The second hike was less intense mostly through a cave and river bed.  I had no issues with my IT band or anything else.

Coming home I dealt with extreme fatigue.  I think the last time I felt that tired was when Rob and I came home from Saint Martin and we slept on the floor of LAX for maybe 2-3 hours at the most.  By the time we got back home, I was so happy to be see the kids but so tired I was nearly in tears.  I slept Friday night from 10 PM to 8 AM Saturday, took a nap on Saturday from 2-4 and slept in on Sunday until 8 AM.  No nap Sunday afternoon because I brought Hailey to camp.  Sunday was a busier day but I got to bed a decent hour.  I allowed myself to sleep in Monday at least until 7:30 AM.  So now it's back to reality and it's been a rough transition.  Hailey is away and I miss her.  The younger two did not have the greatest day.  I think tomorrow will be better.  I did run four miles with Tracy this morning.  My IT band started hurting the worst it has been around Mile #3.  I almost could not continue.

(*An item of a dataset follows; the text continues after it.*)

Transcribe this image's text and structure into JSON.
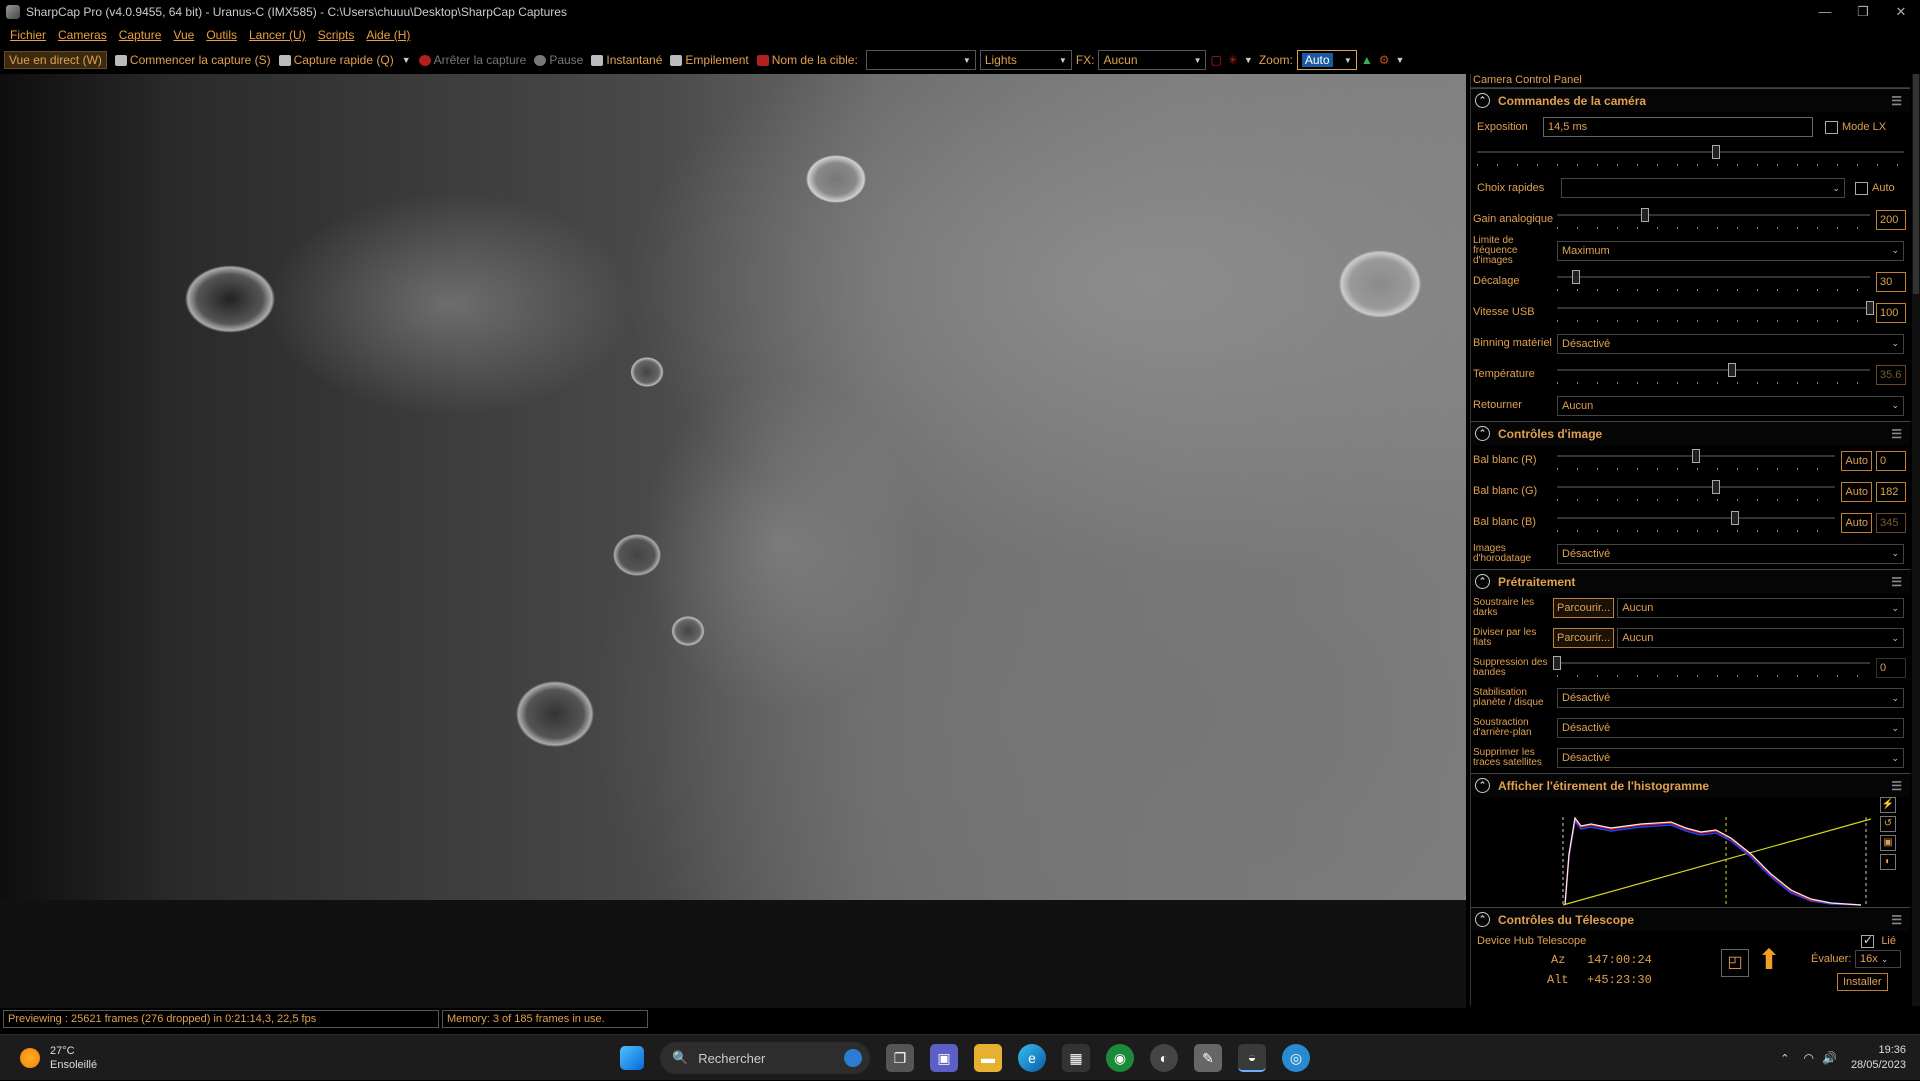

I bought a foam roller this afternoon and rolled out the band.  It hurt like crazy but I think it helped.  I'm not going to run anything more than 3-5 miles until it's not hurting so much anymore.

We ate so terrible at camp that it's been a transition to get back to the healthy foods I was eating before.  It's amazing how quickly you get thrown off from that.  I am allowing myself time to transition but it's not been easy.

I did not sleep great at camp having shared a room with too many noisy middle school girls who were not told to go to bed which again is another story in and of itself.  I think I almost to the point I don't feel as fatigued.  Even this afternoon I felt fatigue setting in and just felt drained.  I think in a few days I will feel even better and then we go on vacation where we will get some much needed down time and rest.

I really am loving summer and spending time at the pool.  And getting extra time with the kids.  It really has been a good summer.  Looking forward to the whole family being together this weekend.